Search code examples
pythonextractfilenames

Extract details in multiple image filenames in Python and add them as labels for a dataset


I have a folder containing 1300 .JPEG files all of which have filenames in a specific order.

The order of each file name is category_count_randomString.JPEG. To give an example, below is one image from the folder:

13_2_5jdf.JPEG where 13 is the category, 2 is the count of that category in the image, followed by the random string.

I'd like to be able to:

  1. extract both the category from each filename and assign them as labels (to then build a CNN model) and
  2. extract the count of the category from each filename and also assign them to a vector/array.

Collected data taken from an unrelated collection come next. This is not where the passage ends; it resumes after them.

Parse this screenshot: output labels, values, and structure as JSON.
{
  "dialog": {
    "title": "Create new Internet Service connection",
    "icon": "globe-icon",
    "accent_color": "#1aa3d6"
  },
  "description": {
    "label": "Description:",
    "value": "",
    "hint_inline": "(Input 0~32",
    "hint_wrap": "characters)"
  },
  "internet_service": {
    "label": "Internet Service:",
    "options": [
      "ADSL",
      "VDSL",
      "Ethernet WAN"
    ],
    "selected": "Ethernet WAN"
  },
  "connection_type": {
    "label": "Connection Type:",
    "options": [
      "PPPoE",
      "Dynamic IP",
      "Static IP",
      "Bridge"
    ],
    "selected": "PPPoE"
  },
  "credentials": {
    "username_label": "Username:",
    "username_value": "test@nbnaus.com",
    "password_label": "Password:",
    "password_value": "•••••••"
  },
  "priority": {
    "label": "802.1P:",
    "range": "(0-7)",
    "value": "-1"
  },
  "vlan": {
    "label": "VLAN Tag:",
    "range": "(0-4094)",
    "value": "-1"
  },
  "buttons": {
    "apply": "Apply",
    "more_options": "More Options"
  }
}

For now, I've just loaded the images (not yet as an array) using the glob function.

import glob

data = '/Users/Data'

images = glob.glob(data+'/*.JPEG')

I'm new to coding and so I'm looking for someone to be able to provide 'idiot-proof' lines of coding that I can just incorporate into my notebook to make this work.


Solution

  • You can use os to get a list of all your files in your data directory and the split command to get at the information in your filename:

    import os
    
    data_path = "/Users/Data"
    
    categories = []
    counts = []
    rand_strs = []
    
    for img_filename in os.listdir(data_path):
        if img_filename.endswith(".JPEG"):
            category, count, rand_str = img_filename.split('.')[0].split('_')
            categories.append(category)
            counts.append(int(count))
            rand_strs.append(rand_str)
    

    Each list is then indexed the same, so for example if you wanted to know how many counts you have for category 13, you can do

    category_idx = categories.index('13')
    print "Category %s has %d elements" % (categories[category_idx], counts[category_idx])